Y en eso no parecía haber cambiado mucho.


—¿Estás bien? —le preguntó Mauro.


Pedro abandonó sobresaltado el pasado para volver a prestar atención al confuso presente. Por lo menos había comenzado a ser confuso desde el día anterior, cuando Paula había decidido regresar a Joyful con una falda minúscula, el pelo corto y acompañada de una ola de rumores sobre el cine porno.


—Sí, lo siento.


Mauro relajó el ceño por primera vez desde que había contestado el teléfono.


—Es por una mujer.


Pedro estuvo a punto de gruñir. Cualquier otro hombre lo habría adivinado. No era difícil, se dijo, pensando en esa expresión estúpida de «¿quién soy y qué estoy haciendo aquí»? que siempre acompañaba a los hombres cuando les gustaba una mujer.


—Si necesitas hablar con alguien...


Por un instante, Pedro pensó en la posibilidad de preguntarle a Mauro por la conversación de Clara y de Paula de aquella mañana, pero imaginó que no era el mejor momento para hacerlo. En realidad, no sabía si habría algún momento para hacerle a un hombre esa clase de pregunta. Por lo menos mientras estuvieran sobrios.

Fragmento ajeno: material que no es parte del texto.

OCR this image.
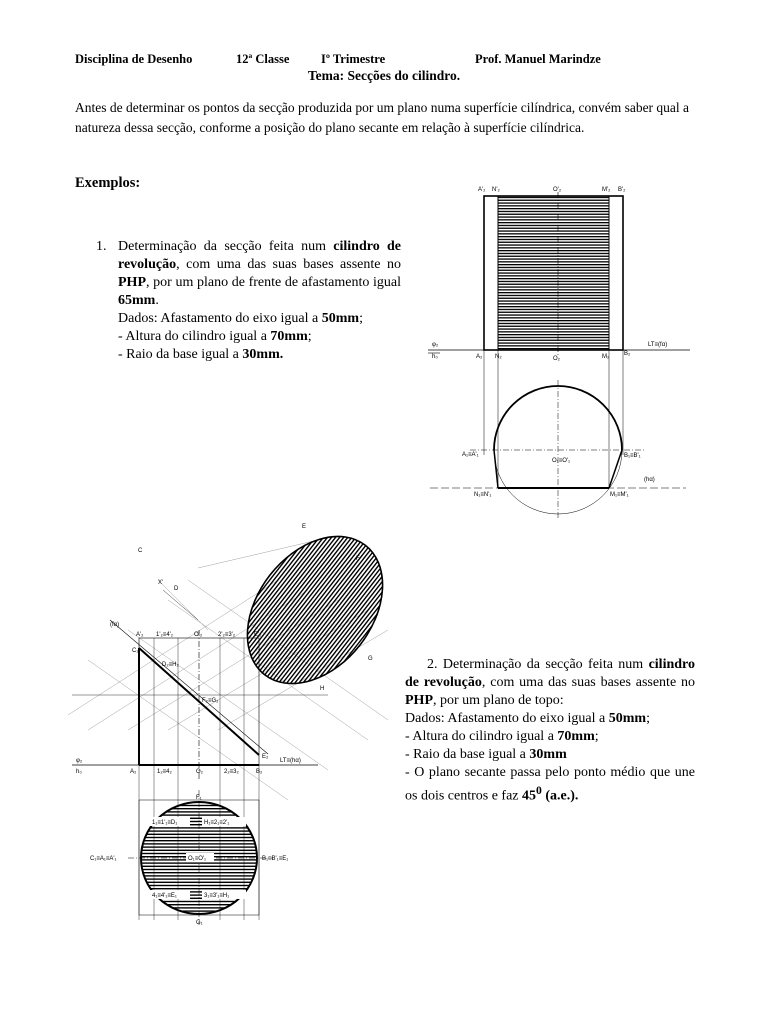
Disciplina de Desenho	12ª Classe	Iº Trimestre	Prof. Manuel Marindze
Tema: Secções do cilindro.
Antes de determinar os pontos da secção produzida por um plano numa superfície cilíndrica, convém saber qual a natureza dessa secção, conforme a posição do plano secante em relação à superfície cilíndrica.
Exemplos:
1. Determinação da secção feita num cilindro de revolução, com uma das suas bases assente no PHP, por um plano de frente de afastamento igual 65mm.

Dados: Afastamento do eixo igual a 50mm;

- Altura do cilindro igual a 70mm;

- Raio da base igual a 30mm.

2. Determinação da secção feita num cilindro de revolução, com uma das suas bases assente no PHP, por um plano de topo:

Dados: Afastamento do eixo igual a 50mm;

- Altura do cilindro igual a 70mm;

- Raio da base igual a 30mm

- O plano secante passa pelo ponto médio que une os dois centros e faz $45^0$ (a.e.).

A'₂ N'₂	O'₂	M'₂ B'₂
φ₂
h₀	A₂ N₂	O₂	M₂ B₂
LT≡(fα)
A₁≡A'₁
O₁≡O'₁
B₁≡B'₁
N₁≡N'₁	M₁≡M'₁
(hα)
C
E
F
D
G
H
X'
(fα)
A'₂ 1'₂≡4'₂	O'₂	2'₂≡3'₂	E'₂
C₂
D₂≡H₂
F₂≡G₂
E₂
φ₂
h₀	A₂	1₂≡4₂	O₂	2₂≡3₂	B₂
LT≡(hα)
F₁
1₁≡1'₁≡D₁	H₁≡2₁≡2'₁
C₁≡A₁≡A'₁	O₁≡O'₁	B₁≡B'₁≡E₁
4₁≡4'₁≡E₁	3₁≡3'₁≡H₁
G₁
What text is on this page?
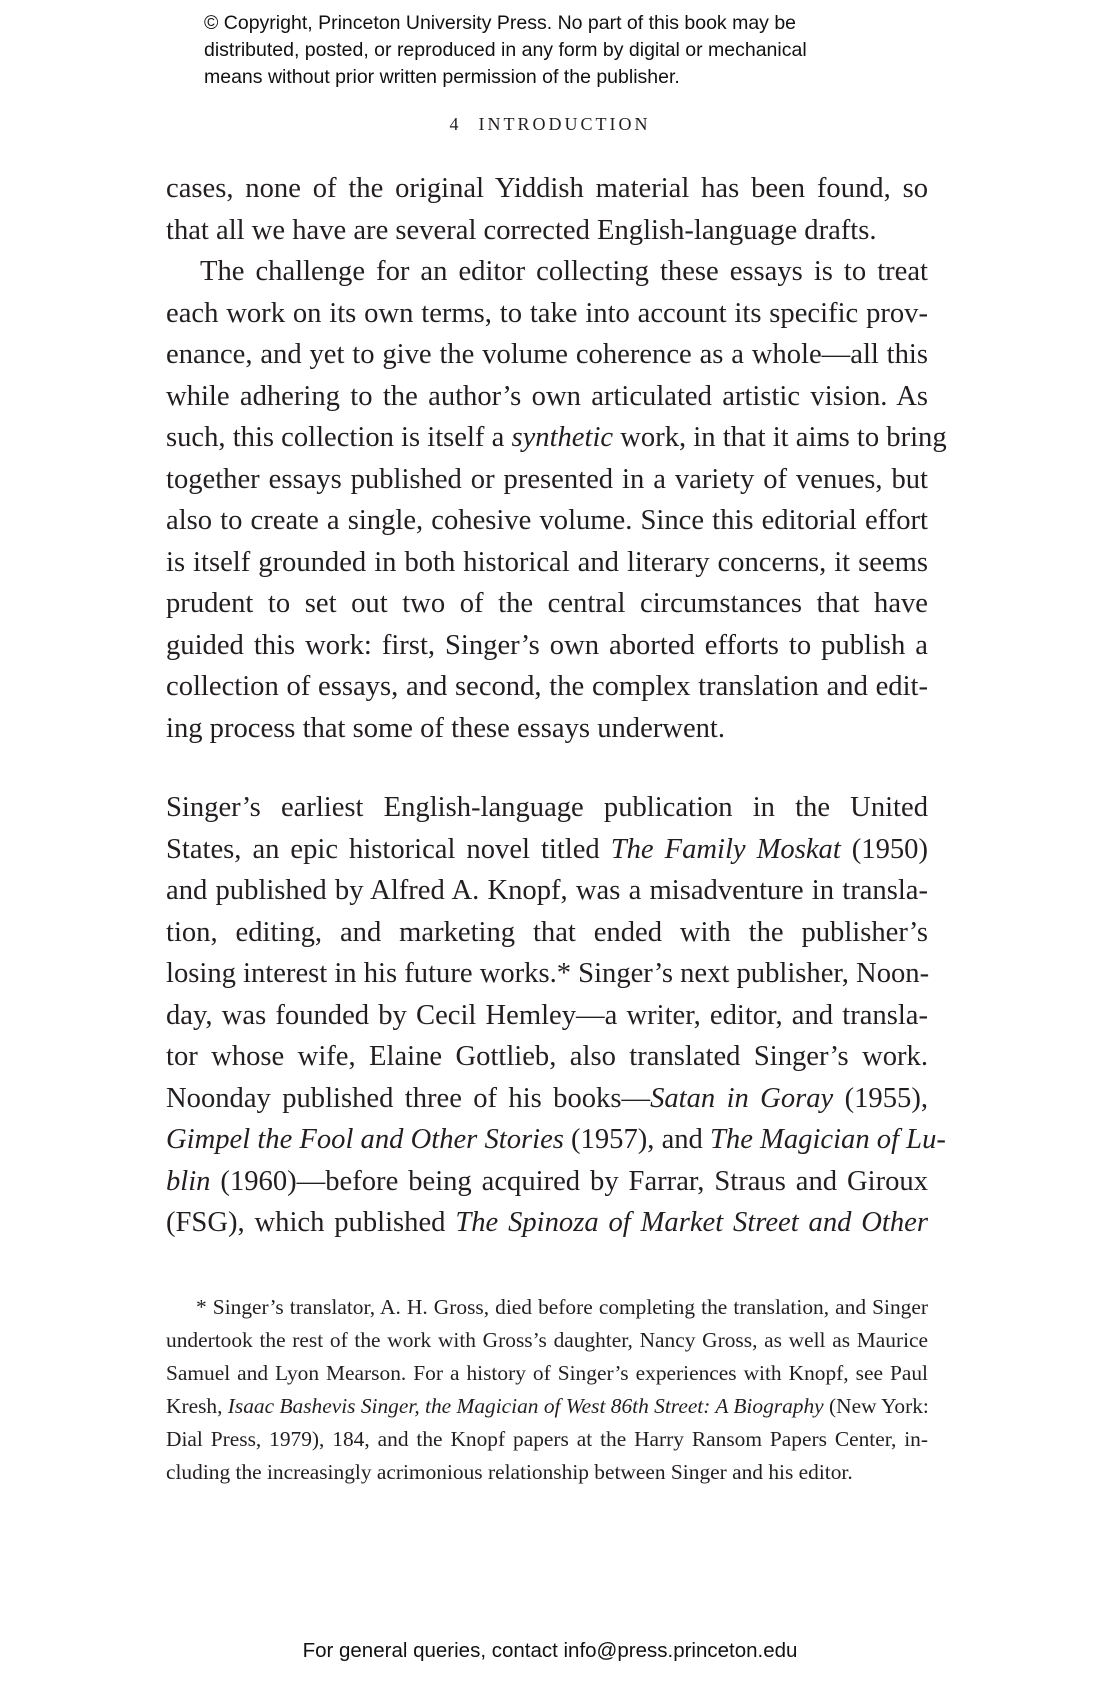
© Copyright, Princeton University Press. No part of this book may be
distributed, posted, or reproduced in any form by digital or mechanical
means without prior written permission of the publisher.
4 INTRODUCTION
cases, none of the original Yiddish material has been found, so
that all we have are several corrected English-language drafts.
The challenge for an editor collecting these essays is to treat
each work on its own terms, to take into account its specific prov-
enance, and yet to give the volume coherence as a whole—all this
while adhering to the author’s own articulated artistic vision. As
such, this collection is itself a synthetic work, in that it aims to bring
together essays published or presented in a variety of venues, but
also to create a single, cohesive volume. Since this editorial effort
is itself grounded in both historical and literary concerns, it seems
prudent to set out two of the central circumstances that have
guided this work: first, Singer’s own aborted efforts to publish a
collection of essays, and second, the complex translation and edit-
ing process that some of these essays underwent.
Singer’s earliest English-language publication in the United
States, an epic historical novel titled The Family Moskat (1950)
and published by Alfred A. Knopf, was a misadventure in transla-
tion, editing, and marketing that ended with the publisher’s
losing interest in his future works.* Singer’s next publisher, Noon-
day, was founded by Cecil Hemley—a writer, editor, and transla-
tor whose wife, Elaine Gottlieb, also translated Singer’s work.
Noonday published three of his books—Satan in Goray (1955),
Gimpel the Fool and Other Stories (1957), and The Magician of Lu-
blin (1960)—before being acquired by Farrar, Straus and Giroux
(FSG), which published The Spinoza of Market Street and Other
* Singer’s translator, A. H. Gross, died before completing the translation, and Singer
undertook the rest of the work with Gross’s daughter, Nancy Gross, as well as Maurice
Samuel and Lyon Mearson. For a history of Singer’s experiences with Knopf, see Paul
Kresh, Isaac Bashevis Singer, the Magician of West 86th Street: A Biography (New York:
Dial Press, 1979), 184, and the Knopf papers at the Harry Ransom Papers Center, in-
cluding the increasingly acrimonious relationship between Singer and his editor.
For general queries, contact info@press.princeton.edu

Llegaron a la comisaría y Mauro abrió la puerta del coche antes de que Pedro hubiera tenido oportunidad de aparcar. 


Una vez dentro, el ayudante Francisco Willis, que era el principal contacto de Pedro con la comisaría, dada su mala relación con el propio sheriff, le saludó desde detrás de su escritorio y le tendió un informe policial. Después señaló con el pulgar hacia la zona de las celdas.


—No conozco los detalles. El sheriff se está ocupando de este asunto personalmente.


Típico de él. No habría datos, ni pruebas, sólo el sheriff Brady empleando el peso de la ley para encerrar a alguien. 


Siempre la misma rutina.


—Mi esposa está aquí —dijo Mauro, posando las manos en la mesa—, me ha llamado. ¿Está bien? ¿Dónde está mi hija?


Willis asintió impasible y señaló con el pulgar en la misma dirección. Pedro no comprendía nada. O, por lo menos, no lo comprendió hasta que empujó la puerta y caminó hacia la zona de las celdas. En el interior estaban Clara y Eva Deveaux. Y una furiosa Paula Chaves.